Operasi yang dirancang untuk membalaskan dendam atas kematian martir Ismail Haniyeh akan menjadi sesuatu yang baru dan mengejutkan, IRNA mengutip pernyataan Taieb.

"Skenario yang dirancang untuk membalaskan dendam darah syuhada Haniyeh adalah salah satu skenario yang tidak dapat dibaca," tambahnya, seraya menambahkan bahwa situasi sosial Israel bermasalah, karena mereka tidak tahu apa skenario Iran, tidak ada yang berinvestasi di Israel secara ekonomi, dan para penanam modal meninggalkan wilayah itu.

Pada Juli, surat kabar Israel Maariv mengungkapkan bahwa 46 ribu perusahaan Israel telah menutup pintu mereka sejak pecahnya perang di Gaza pada tanggal 7 Oktober, dengan ekspektasi bahwa jumlah tersebut akan meningkat menjadi 60 ribu pada akhir tahun ini.

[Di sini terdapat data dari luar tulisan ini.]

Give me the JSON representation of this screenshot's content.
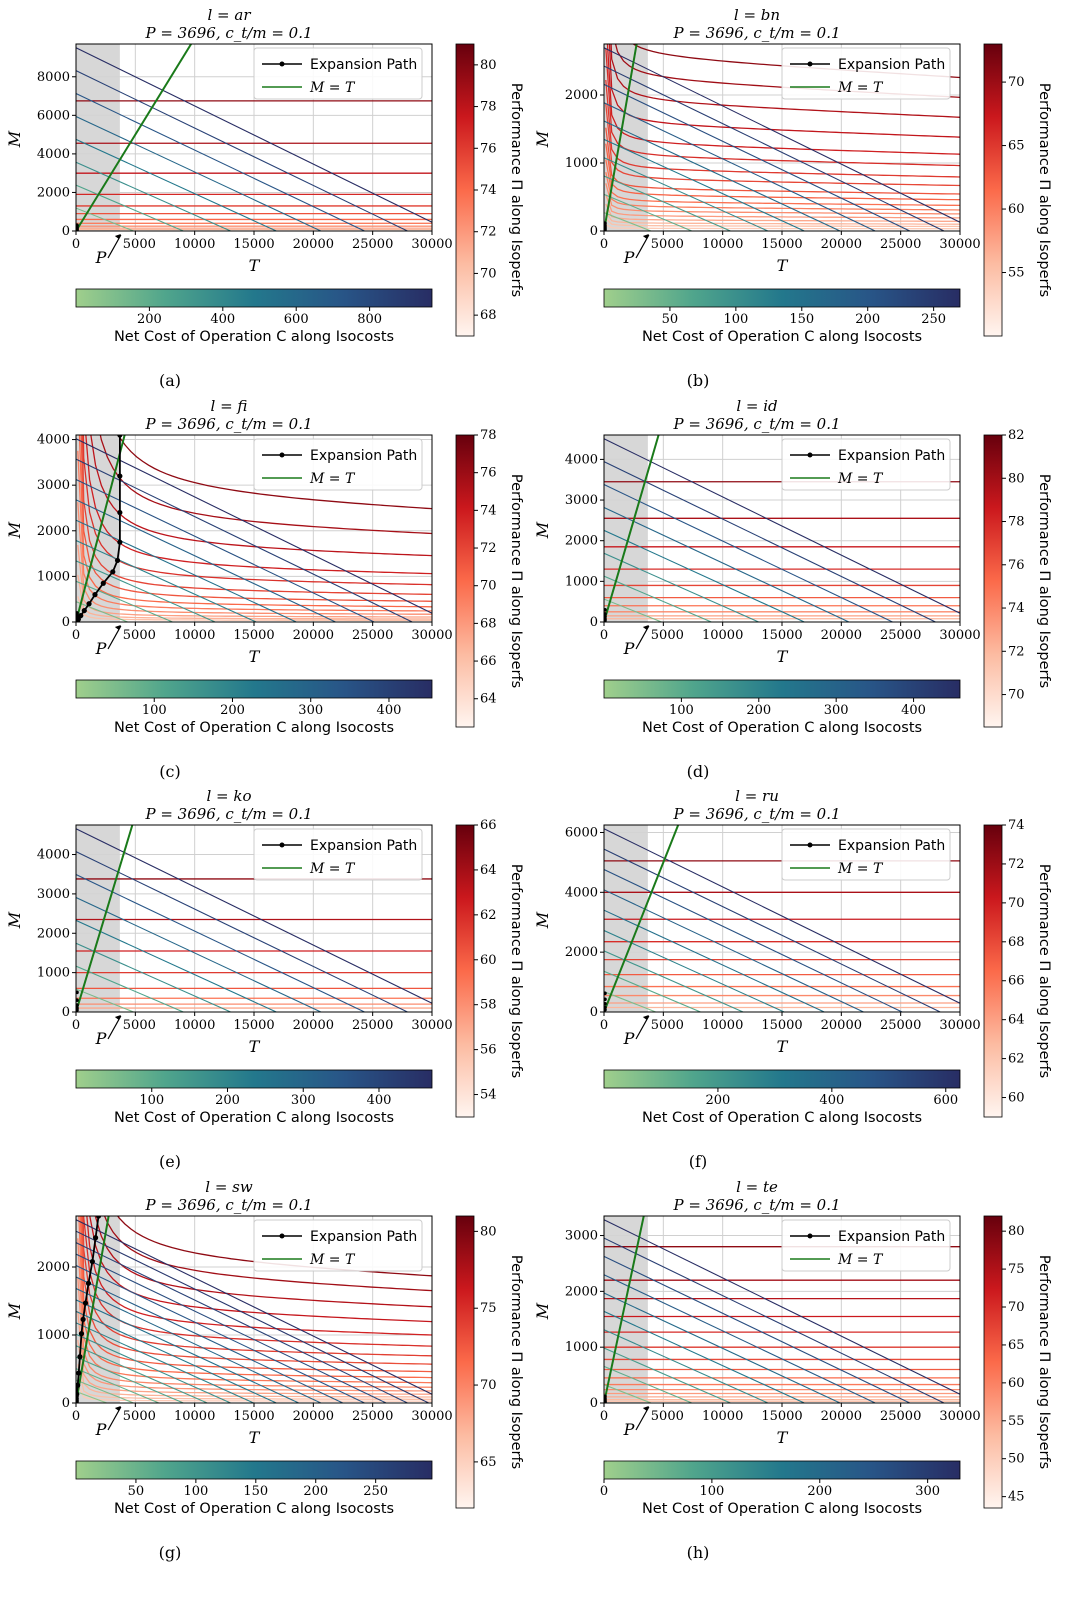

"Perdana Menteri Israel Benjamin Netanyahu ingin mengubah kekalahannya melawan Hamas menjadi perang regional," kata penasihat Garda Revolusi, menekankan bahwa era hegemoni Amerika Serikat telah berakhir, dan bahwa kebijakan-kebijakannya tidak akan menjadi penghalang.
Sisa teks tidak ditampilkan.